I know I know...I'm a gossip fiend...but seriously...can you imgaine how gorgeous that baby is gonna be?!!?!?

Joran and Christina seem like they are super in love...they willl make great parents if this is true!!!

I love Christina...she seems like sucha lady now 
	

	
	
		
		

		
			





 not so dirrrrrrrty haha


----------



## Trashionista (Jun 21, 2007)

I like her even when she's dirrrty lol 
	

	
	
		
		

		
		
	


	




but yeah, she'd be a cute pregnant chick too, I just know it!


----------



## Katura (Jun 21, 2007)

Taken in Osaka Japan at a concert this week! Look at her little bump!





Pic from Perezhilton.com


----------



## Trashionista (Jun 21, 2007)

hrm....yeah, she totally looks pregnant. that's not bloating! aww and she's even glowing...oh wait, that's probably just MSF har har har 
	

	
	
		
		

		
		
	


	




but wow. im definitely going to have to put my money on yes, she is pregnant. she looks around the 3 month mark. they're probably going to wait until shes past the 1st trimester to announce it. i can't wait!


----------



## xIxSkyDancerxIx (Jun 21, 2007)

Awww that's cute!

Poor daddy.. if it's a girl he's gonna have a lot of trouble keeping the guys away from his little baby! LOL


----------



## TangoMango (Jun 21, 2007)

I hope she's pregnant. She's going to be so cute (even cuter) IF she's pregnant.

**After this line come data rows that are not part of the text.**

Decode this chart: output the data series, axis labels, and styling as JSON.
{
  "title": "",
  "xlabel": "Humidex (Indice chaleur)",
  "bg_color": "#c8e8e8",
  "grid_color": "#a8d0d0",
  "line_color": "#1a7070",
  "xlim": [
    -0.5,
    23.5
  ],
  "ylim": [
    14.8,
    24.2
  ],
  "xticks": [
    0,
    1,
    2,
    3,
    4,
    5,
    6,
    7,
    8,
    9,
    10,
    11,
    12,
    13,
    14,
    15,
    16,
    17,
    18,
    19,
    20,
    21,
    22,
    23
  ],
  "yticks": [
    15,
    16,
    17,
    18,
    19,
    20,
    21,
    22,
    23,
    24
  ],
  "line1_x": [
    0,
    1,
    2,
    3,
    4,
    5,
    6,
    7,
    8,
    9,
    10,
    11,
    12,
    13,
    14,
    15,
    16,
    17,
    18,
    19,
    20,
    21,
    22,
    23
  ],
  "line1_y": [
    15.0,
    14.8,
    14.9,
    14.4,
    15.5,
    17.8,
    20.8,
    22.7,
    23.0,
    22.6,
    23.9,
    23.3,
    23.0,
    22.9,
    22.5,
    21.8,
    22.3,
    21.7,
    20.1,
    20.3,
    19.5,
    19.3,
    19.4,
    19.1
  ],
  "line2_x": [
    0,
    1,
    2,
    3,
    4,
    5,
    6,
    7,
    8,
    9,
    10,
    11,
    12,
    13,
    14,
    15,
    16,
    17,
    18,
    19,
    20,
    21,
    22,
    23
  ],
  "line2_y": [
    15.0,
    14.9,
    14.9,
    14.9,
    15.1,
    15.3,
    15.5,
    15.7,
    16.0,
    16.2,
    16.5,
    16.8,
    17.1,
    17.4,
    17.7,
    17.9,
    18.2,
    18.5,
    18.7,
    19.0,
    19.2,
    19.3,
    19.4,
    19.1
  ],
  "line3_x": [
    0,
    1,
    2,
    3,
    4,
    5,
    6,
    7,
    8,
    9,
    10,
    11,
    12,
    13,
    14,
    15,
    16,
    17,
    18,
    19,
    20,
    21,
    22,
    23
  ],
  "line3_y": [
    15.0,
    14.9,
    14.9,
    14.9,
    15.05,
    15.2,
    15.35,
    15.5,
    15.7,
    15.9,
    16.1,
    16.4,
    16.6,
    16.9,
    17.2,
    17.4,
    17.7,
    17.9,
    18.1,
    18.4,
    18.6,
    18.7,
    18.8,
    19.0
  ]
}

I already like her style, so I can't wait to see what she wears IF she is pregnant.


----------



## triccc (Jun 22, 2007)

She will the cutest pregnant lady ever!


----------



## macface (Jun 24, 2007)

I know she will be so cute.


----------



## aziajs (Jun 24, 2007)

I don't know how the baby will turn out but I think she will look adorable as a pregnant woman.  I hope they'll be great parents.


----------



## pumpkincat210 (Jun 24, 2007)

Quote:

   Originally Posted by *aziajs* 

 
_I don't know how the baby will turn out but I think she will look adorable as a pregnant woman.  I hope they'll be great parents._

 
surely they can't be worse than young hollywood.
I really like Christina's style now that she's no longer sporting the dirty image.


----------



## kimmy (Jun 27, 2007)

she's going to make the most adorable pregnant woman ever. she's so fabulous, and i bet her baby is going to be wearing the cutest clothes ever in life!


----------



## Raerae (Jun 27, 2007)

It's pretty crazy seeing all the women I grew up watching on TV and listening on the radio start haveing children.  And I love Xtina.  I've been a fan of hers since her first single Genie in a Bottle lol... You gotta rub me the right way!  I wasn't much of a mickey mouse club gal when I was little lol.

I still <3 her Stripped album.  One of my favorite CD's to this day.


----------